En solidaridad con Carmen
Aristegui y su equipo de periodistas
Frente al
eslogan gubernamental “Mover a México”, existen otros impulsos que mueven a la
sociedad. Las direcciones son contrarias. Al gobierno federal, así como a los
gobiernos locales, sin importar al partido al que pertenezcan, les interesa
mostrar un dinamismo que haga ver al país caminando hacia objetivos como el
progreso, la prosperidad, narrativas difusas, hechos postergados, inciertos.
Mientras, las expresiones sociales de descontento aumentan, se radicalizan, pero
sobre evidencias en las que se identifican hechos tangibles o preocupaciones
sobre el futuro fundadas en tendencias previsibles. Sujetas a los imperativos
de una gobernabilidad pragmática, las autoridades constituidas subyugan los
valores democráticos en que se inspiraron sus campañas para ser electas, sin
importarles cerrar las brechas que encontraron entre representantes y
representados, las cuales se amplían conforme se implantan sus políticas
públicas.
En contraste,
la sociedad es movilizada frente a diversas amenazas sentidas en carne propia por
grupos diferenciados, en función de injusticias que sufren, por desapariciones,
violencia, impunidad; del grado de exclusión al que son sometidos por la
mercantilización de la vida: el desempleo, las carencias y los bajos salarios,
la pobreza endémica o estructural; el descontento frente al sentido elitista
que toman los programas de gobierno y sus reformas legislativas en distintos
niveles: energético, laboral, educativo, fiscal… las once reformas de Peña
Nieto. La defensa de los derechos humanos en ámbitos que se expanden más allá
de la economía, como los derechos culturales y sociales, por el reconocimiento
de las diferencias que, paradójicamente, se unen en la interculturalidad y la
aceptación del otro. Mover a la sociedad es una consecuencia del autoritarismo.
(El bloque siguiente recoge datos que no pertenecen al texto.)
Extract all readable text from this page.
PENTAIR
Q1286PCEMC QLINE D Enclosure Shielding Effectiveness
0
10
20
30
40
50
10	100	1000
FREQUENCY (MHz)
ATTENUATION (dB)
A diferencia de Mover a México, la movilización social es cada vez más
resultado de formas de autogestión que (con)mueven, no de una mano externa que
la manipula.
Vivimos
momentos cruciales manifiestos en la creación de espacios públicos
antiautoritarios: aumentan y se extienden por todo el país formas de
impedimento de cara a decisiones políticas excluyentes. Actores sociales dejan la
apatía y, a pesar de condenas y amenazas de poderosos conquistan la calle, las
redes sociales, todos aquellos espacios que no son colonizados por un mercado
empecinado en autodefinirse como espacio único de la libertad. La hegemonía
mercantil también se enfrenta a resistencias de lo más diversas: frente a la
coyuntura mundial que apuesta por extraer materias primas sin procesar, sin
importar el daño ambiental, se exacerba la acumulación por despojo de
territorios que poseen agua, energéticos, recursos minerales; a lo cual se
contraponen las resistencias de los afectados por esa explotación. O, frente a
las migraciones internacionales –forzadas- crecen resistencias y defensas
mediante estrategias sociales transnacionalizadas.
Impedimentos y
resistencias antiautoritarias apuntan hacia la creación de imaginarios
juiciosos y críticos, portadores de ideales participativos fundadores de otra
democracia, distinta de la elitista y minimalista, clientelar y corporativa que
conocemos, la cual se presenta como única, sin alternativas posibles. Sin
embargo, por ahora esos imaginarios están dispersos; aquí residen fortalezas y
debilidades de la sociedad movilizada. Ello marca un abismo entre esos
movimientos juiciosos y críticos, los (pocos) partidos y gobiernos sensibles a
sus demandas. Cierto, los partidos perdieron la calle, se alejan de los
movimientos sociales. No obstante, en las manifestaciones de repudio de la
reforma energética este 18 de marzo, convergieron desde pequeños poblados con
luchas comunes por el agua, hasta las concentraciones “nacionales”, que apelan
a fundar también otro Estado, el de los comunes. Igualmente, la sociedad se
mueve concertadamente en apoyo a Carmen Aristegui y su equipo de periodistas, porque
el derecho a la información es un bien común, no solo mercancía.